From the Unesco WHS site:


> The Trans-Iranian Railway connects the Caspian Sea in the northeast with the Persian Gulf in the southwest crossing two mountain ranges as well as rivers, highlands, forests and plains, and four different climatic areas. Started in 1927 and completed in 1938, the 1,394-kilometre-long railway was designed and executed in a successful collaboration between the Iranian government and 43 construction contractors from many countries. The railway is notable for its scale and the engineering works it required to overcome steep routes and other difficulties. Its construction involved extensive mountain cutting in some areas, while the rugged terrain in others dictated the construction of 174 large bridges, 186 small bridges and 224 tunnels, including 11 spiral tunnels.

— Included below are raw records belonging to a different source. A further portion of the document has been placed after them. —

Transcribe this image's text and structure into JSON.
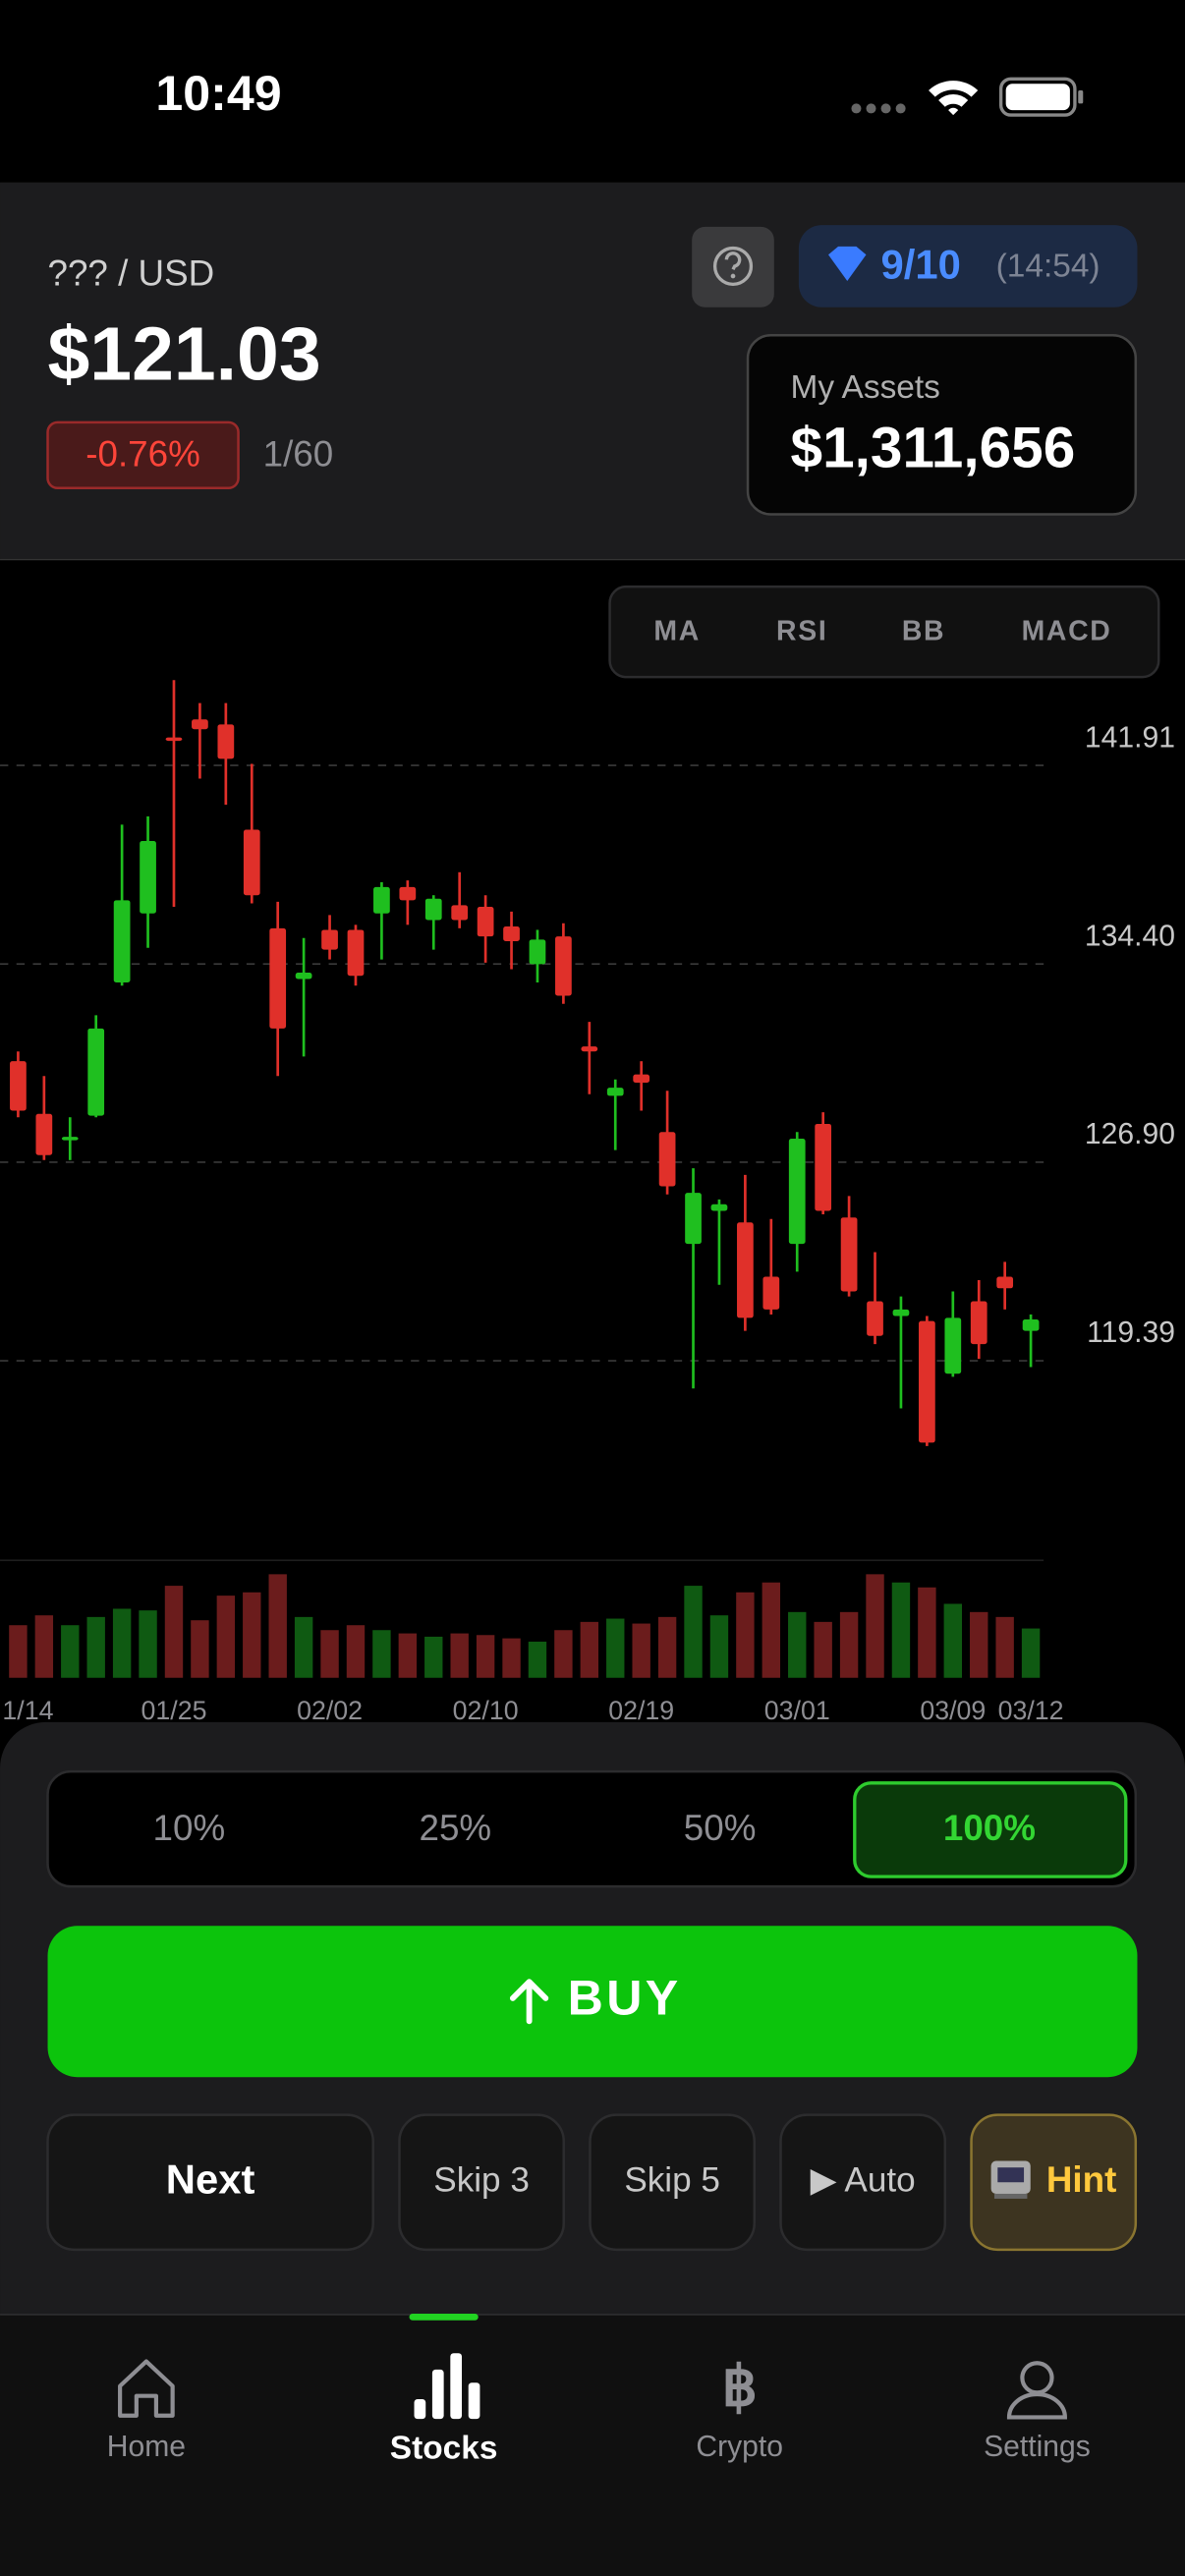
{
  "status_bar": {
    "time": "10:49"
  },
  "header": {
    "pair": "??? / USD",
    "price": "$121.03",
    "change": "-0.76%",
    "progress": "1/60",
    "gems": "9/10",
    "timer": "(14:54)",
    "assets_label": "My Assets",
    "assets_value": "$1,311,656"
  },
  "indicators": [
    "MA",
    "RSI",
    "BB",
    "MACD"
  ],
  "chart_data": {
    "type": "candlestick",
    "categories": [
      "1/14",
      null,
      null,
      null,
      null,
      null,
      "01/25",
      null,
      null,
      null,
      null,
      null,
      "02/02",
      null,
      null,
      null,
      null,
      null,
      "02/10",
      null,
      null,
      null,
      null,
      null,
      "02/19",
      null,
      null,
      null,
      null,
      null,
      "03/01",
      null,
      null,
      null,
      null,
      null,
      "03/09",
      null,
      null,
      "03/12"
    ],
    "open": [
      130.72,
      128.73,
      127.73,
      128.66,
      133.7,
      136.31,
      142.97,
      143.65,
      143.46,
      139.48,
      135.75,
      133.83,
      135.69,
      135.69,
      136.31,
      137.31,
      136.06,
      136.62,
      136.56,
      135.82,
      134.39,
      135.44,
      131.28,
      129.41,
      130.22,
      128.04,
      123.81,
      125.06,
      124.62,
      122.57,
      123.81,
      128.35,
      124.81,
      121.64,
      121.08,
      120.89,
      118.9,
      121.64,
      122.57,
      120.52
    ],
    "high": [
      131.09,
      130.16,
      128.6,
      132.46,
      139.67,
      139.98,
      145.14,
      144.27,
      144.27,
      141.97,
      136.75,
      135.38,
      136.25,
      135.88,
      137.49,
      137.56,
      137.0,
      137.87,
      137.0,
      136.38,
      135.69,
      135.94,
      132.21,
      130.03,
      130.72,
      129.6,
      126.67,
      125.49,
      126.42,
      124.75,
      128.04,
      128.79,
      125.62,
      123.5,
      121.82,
      121.08,
      122.01,
      122.44,
      123.13,
      121.14
    ],
    "low": [
      128.6,
      126.98,
      126.98,
      128.6,
      133.58,
      135.01,
      136.56,
      141.41,
      140.42,
      136.69,
      130.16,
      130.9,
      134.57,
      133.58,
      134.57,
      135.88,
      134.94,
      135.75,
      134.45,
      134.2,
      133.7,
      132.89,
      129.47,
      127.36,
      128.85,
      125.68,
      118.34,
      122.26,
      120.52,
      121.14,
      122.76,
      124.93,
      121.82,
      120.02,
      117.59,
      116.16,
      118.78,
      119.46,
      121.33,
      119.15
    ],
    "close": [
      128.85,
      127.17,
      127.86,
      131.96,
      136.81,
      139.05,
      142.84,
      143.28,
      142.16,
      137.0,
      131.96,
      134.07,
      134.94,
      133.95,
      137.31,
      136.81,
      136.87,
      136.06,
      135.44,
      135.26,
      135.32,
      133.2,
      131.09,
      129.72,
      129.91,
      125.99,
      125.74,
      125.31,
      121.01,
      121.33,
      127.79,
      125.06,
      122.01,
      120.33,
      121.33,
      116.29,
      121.01,
      120.02,
      122.13,
      120.95
    ],
    "volume": [
      32,
      38,
      32,
      37,
      42,
      41,
      56,
      35,
      50,
      52,
      63,
      37,
      29,
      32,
      29,
      27,
      25,
      27,
      26,
      24,
      22,
      29,
      34,
      36,
      33,
      37,
      56,
      38,
      52,
      58,
      40,
      34,
      40,
      63,
      58,
      55,
      45,
      40,
      37,
      30
    ],
    "ylim": [
      112.4,
      146.0
    ],
    "yticks": [
      141.91,
      {
        "value": 134.4,
        "label": "134.40"
      },
      {
        "value": 126.9,
        "label": "126.90"
      },
      119.39
    ],
    "vlim": [
      0,
      70
    ],
    "grid": true,
    "up_color": "#1fbf1f",
    "down_color": "#e0302a",
    "volume_up_color": "#0f5a12",
    "volume_down_color": "#6b1c1c"
  },
  "trade": {
    "amounts": [
      "10%",
      "25%",
      "50%",
      "100%"
    ],
    "selected": 3,
    "buy": "BUY",
    "actions": [
      "Next",
      "Skip 3",
      "Skip 5",
      "▶ Auto",
      "Hint"
    ]
  },
  "tabs": {
    "items": [
      "Home",
      "Stocks",
      "Crypto",
      "Settings"
    ],
    "active": 1
  }
}
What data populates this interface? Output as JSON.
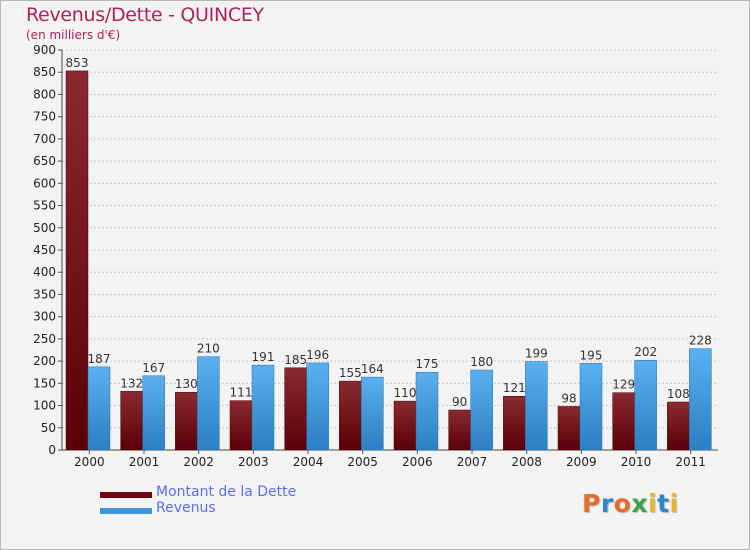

The gallery, from the same site, is worth visiting for stunning photos of the line.


----------



## WWW (Aug 15, 2021)

More to read on the Iranian RR -
Interesting what other countries have for railroads - 

The Trans-Iranian Railway: An engineering marvel (msn.com) 

A sort of Swiss Alps RR in the desert mountains 
Wonder if the passengers are still riding the roofs hanging on for dear life ? LOL !


----------



## Ziv (Aug 15, 2021)

When they casually mention that the engineers had to plan out the use of spiral tunnels to gain height, I was enthralled. I remember that the Canadians had done something similar while building a rail line in the Rockies. That is some difficult territory to cover! The photos of the Iranian countryside are pretty impressive, too.


----------



## mcropod (Sep 9, 2021)

caravanman said:


> From the Unesco WHS site:
> 
> The gallery, from the same site, is worth visiting for stunning photos of the line.



If ever we get to depart Oz again (and are allowed to return), I'm ready to take some trains in that part of the world. It'd also be good if the USA could get over its snit with Iran and stop preventing our banks doing business in Iran so we can use our credit cards for purchases.


----------